Meeting all the design criteria with a single biomaterial is still an issue as of today. Hydrogels, which can be made either from natural or synthetic polymers, appear to be candidates of choice due to their high water content as well as structural similarities to the ECM. Many of them are formed under mild conditions, which provide the adequate environment for cytocompatible cell encapsulation. However, their mechanical properties are generally poor, especially when avoiding chemical crosslinking methods.

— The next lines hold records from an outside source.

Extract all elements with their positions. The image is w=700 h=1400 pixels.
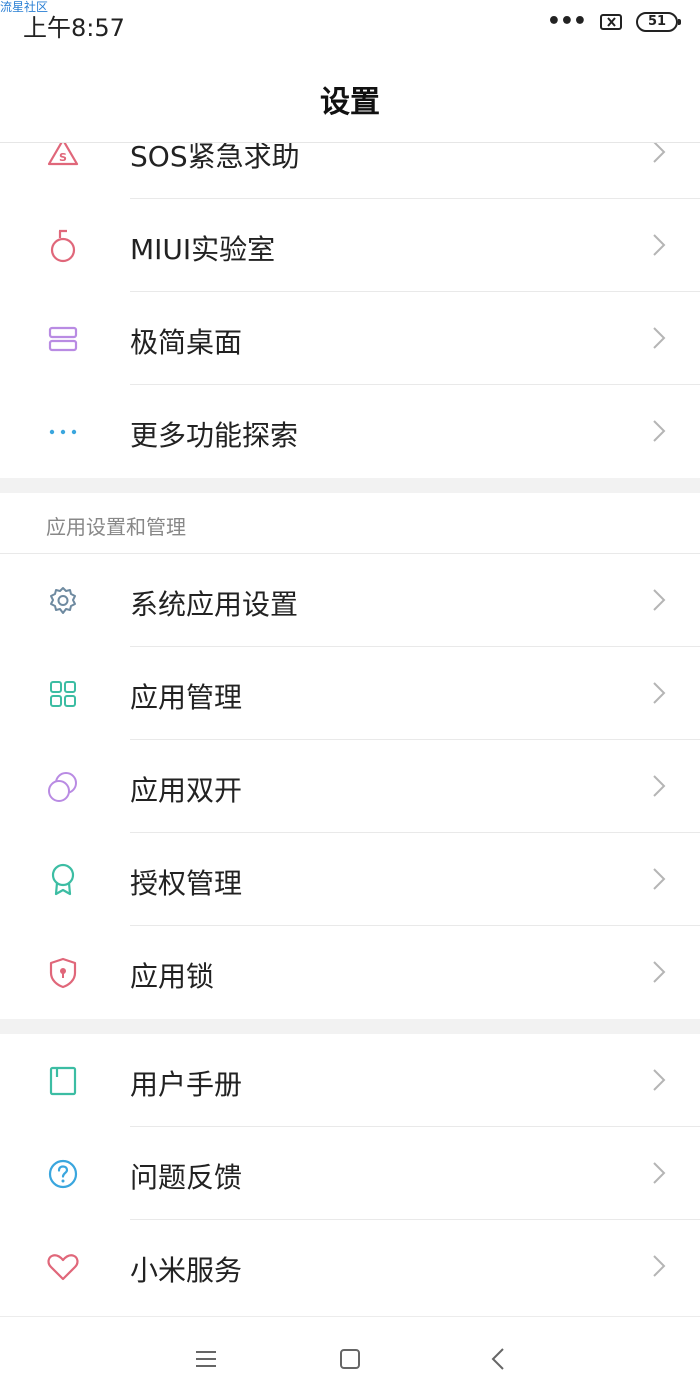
settings-item-label: 授权管理 (130, 867, 243, 900)
book-icon (44, 1063, 82, 1099)
shield-lock-icon (44, 955, 82, 991)
flask-icon (44, 228, 82, 264)
chevron-right-icon (652, 867, 666, 895)
award-badge-icon (44, 862, 82, 898)
settings-item-app-management[interactable]: 应用管理 (0, 647, 700, 740)
settings-item-more-features[interactable]: 更多功能探索 (0, 385, 700, 478)
settings-item-label: 应用锁 (130, 960, 215, 993)
chevron-right-icon (652, 1254, 666, 1282)
settings-item-label: MIUI实验室 (130, 233, 276, 266)
chevron-right-icon (652, 326, 666, 354)
chevron-right-icon (652, 774, 666, 802)
gear-icon (44, 583, 82, 619)
stacked-layout-icon (44, 321, 82, 357)
more-horizontal-icon (44, 414, 82, 450)
settings-item-mi-services[interactable]: 小米服务 (0, 1220, 700, 1313)
status-icons: ••• 51 (546, 9, 681, 34)
section-header-apps: 应用设置和管理 (0, 493, 700, 554)
settings-item-miui-lab[interactable]: MIUI实验室 (0, 199, 700, 292)
chevron-right-icon (652, 1161, 666, 1189)
settings-item-label: 应用双开 (130, 774, 243, 807)
title-bar: 设置 (0, 44, 700, 143)
status-bar: 上午8:57 ••• 51 (0, 0, 700, 44)
navigation-bar (0, 1316, 700, 1400)
settings-item-label: 应用管理 (130, 681, 243, 714)
section-divider (0, 1019, 700, 1034)
section-divider (0, 478, 700, 493)
chevron-right-icon (652, 960, 666, 988)
settings-item-label: 系统应用设置 (130, 588, 299, 621)
chevron-right-icon (652, 143, 666, 168)
no-sim-icon (600, 14, 622, 30)
menu-icon[interactable] (191, 1345, 221, 1373)
question-icon (44, 1156, 82, 1192)
settings-item-label: SOS紧急求助 (130, 143, 300, 173)
settings-list[interactable]: S SOS紧急求助 MIUI实验室 极简桌面 更多功能探索 应用设置和管理 系统… (0, 143, 700, 1316)
battery-level: 51 (647, 14, 667, 29)
settings-item-feedback[interactable]: 问题反馈 (0, 1127, 700, 1220)
battery-icon: 51 (636, 12, 681, 32)
settings-item-user-manual[interactable]: 用户手册 (0, 1034, 700, 1127)
dual-circles-icon (44, 769, 82, 805)
grid-icon (44, 676, 82, 712)
home-square-icon[interactable] (335, 1345, 365, 1373)
chevron-right-icon (652, 681, 666, 709)
settings-item-label: 用户手册 (130, 1068, 243, 1101)
sos-icon: S (44, 143, 82, 171)
settings-item-sos[interactable]: S SOS紧急求助 (0, 143, 700, 199)
settings-item-app-lock[interactable]: 应用锁 (0, 926, 700, 1019)
chevron-right-icon (652, 588, 666, 616)
heart-icon (44, 1249, 82, 1285)
settings-item-label: 小米服务 (130, 1254, 243, 1287)
watermark-text: 流星社区 (0, 0, 49, 14)
chevron-right-icon (652, 233, 666, 261)
settings-item-label: 极简桌面 (130, 326, 243, 359)
settings-item-label: 更多功能探索 (130, 419, 299, 452)
settings-item-dual-apps[interactable]: 应用双开 (0, 740, 700, 833)
settings-item-permissions[interactable]: 授权管理 (0, 833, 700, 926)
chevron-right-icon (652, 419, 666, 447)
section-header-label: 应用设置和管理 (46, 515, 186, 539)
more-dots-icon: ••• (546, 9, 587, 34)
svg-text:S: S (59, 151, 67, 164)
page-title: 设置 (320, 85, 380, 120)
back-chevron-icon[interactable] (483, 1345, 513, 1373)
settings-item-simple-launcher[interactable]: 极简桌面 (0, 292, 700, 385)
settings-item-label: 问题反馈 (130, 1161, 243, 1194)
settings-item-system-apps[interactable]: 系统应用设置 (0, 554, 700, 647)
chevron-right-icon (652, 1068, 666, 1096)
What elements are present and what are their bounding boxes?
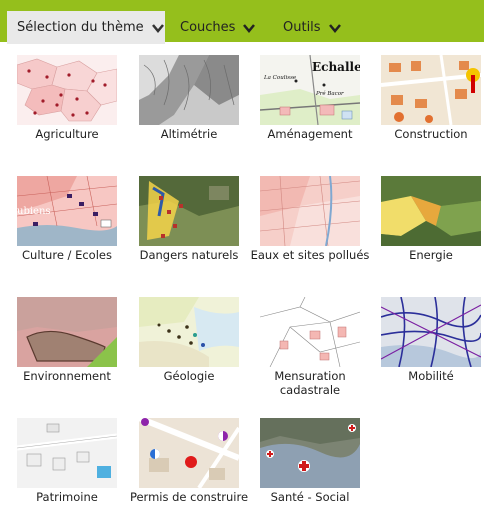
theme-label: Eaux et sites pollués bbox=[250, 248, 370, 262]
layers-menu[interactable]: Couches bbox=[180, 11, 256, 44]
theme-selection-menu[interactable]: Sélection du thème bbox=[7, 11, 165, 44]
theme-label: Géologie bbox=[163, 369, 215, 383]
environnement-map-thumbnail bbox=[17, 297, 117, 367]
eaux-sites-pollues-map-thumbnail bbox=[260, 176, 360, 246]
theme-label: Patrimoine bbox=[36, 490, 98, 504]
culture-ecoles-map-thumbnail: ubiens bbox=[17, 176, 117, 246]
theme-label: Environnement bbox=[23, 369, 111, 383]
theme-label: Altimétrie bbox=[160, 127, 218, 141]
theme-label: Energie bbox=[409, 248, 453, 262]
chevron-down-icon bbox=[151, 23, 164, 33]
theme-label: Permis de construire bbox=[129, 490, 249, 504]
chevron-down-icon bbox=[328, 23, 341, 33]
theme-label: Santé - Social bbox=[270, 490, 350, 504]
dangers-naturels-map-thumbnail bbox=[139, 176, 239, 246]
place-name: ubiens bbox=[17, 206, 51, 217]
amenagement-map-thumbnail: Echalle La Coulisse Pré Bacor bbox=[260, 55, 360, 125]
layers-menu-label: Couches bbox=[180, 20, 236, 35]
place-name: La Coulisse bbox=[263, 75, 297, 81]
theme-label: Mobilité bbox=[408, 369, 454, 383]
theme-label: Mensuration cadastrale bbox=[274, 369, 346, 397]
theme-label: Aménagement bbox=[267, 127, 353, 141]
place-name: Echalle bbox=[312, 60, 360, 74]
chevron-down-icon bbox=[243, 23, 256, 33]
theme-selection-label: Sélection du thème bbox=[17, 20, 144, 35]
permis-de-construire-map-thumbnail bbox=[139, 418, 239, 488]
place-name: Pré Bacor bbox=[315, 90, 344, 97]
sante-social-map-thumbnail bbox=[260, 418, 360, 488]
agriculture-map-thumbnail bbox=[17, 55, 117, 125]
tools-menu[interactable]: Outils bbox=[283, 11, 341, 44]
energie-map-thumbnail bbox=[381, 176, 481, 246]
theme-label: Agriculture bbox=[35, 127, 99, 141]
theme-label: Construction bbox=[394, 127, 468, 141]
theme-label: Culture / Ecoles bbox=[22, 248, 112, 262]
patrimoine-map-thumbnail bbox=[17, 418, 117, 488]
mensuration-cadastrale-map-thumbnail bbox=[260, 297, 360, 367]
construction-map-thumbnail bbox=[381, 55, 481, 125]
theme-label: Dangers naturels bbox=[139, 248, 239, 262]
tools-menu-label: Outils bbox=[283, 20, 321, 35]
geologie-map-thumbnail bbox=[139, 297, 239, 367]
altimetrie-map-thumbnail bbox=[139, 55, 239, 125]
mobilite-map-thumbnail bbox=[381, 297, 481, 367]
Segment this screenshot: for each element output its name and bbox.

Yet, in the past 10 years, significant improvement has arisen on that matter. Injectable, cell-encapsulating interpenetrating polymer networks, composed of two polymer networks that can independently and simultaneously crosslink to form hydrogels in a cell-friendly manner, have been developed [15,16]. Thermosensitive hydrogels, which undergo a sol-gel transition upon heating to body temperature, can now achieve high mechanical properties in situ thanks to the use of new gelling agents combinations [17]. Self-healing hydrogels, crosslinked by unsteady bonds which form and break continuously, are also promising injectable scaffolds. This unique property allows them to be squeezed in a catheter's narrow diameter and easily injected, before reshaping once on the targeted site. Some are now compatible with cell encapsulation [18]. Combining recent progress in material science, knowledge in cell biology and the tremendous opportunities offered by stem cells and induced pluripotent stem cells should significantly improve the outcomes of cell therapy in the next decade. Additionally, these injectable scaffolds could also be used as bioinks for 3D bioprinting, an emerging and rapidly growing field in building cell-hosting tridimensional structures [19]. However, care must also be taken to design products that would eventually be approved by regulatory laws, and practically usable by clinicians.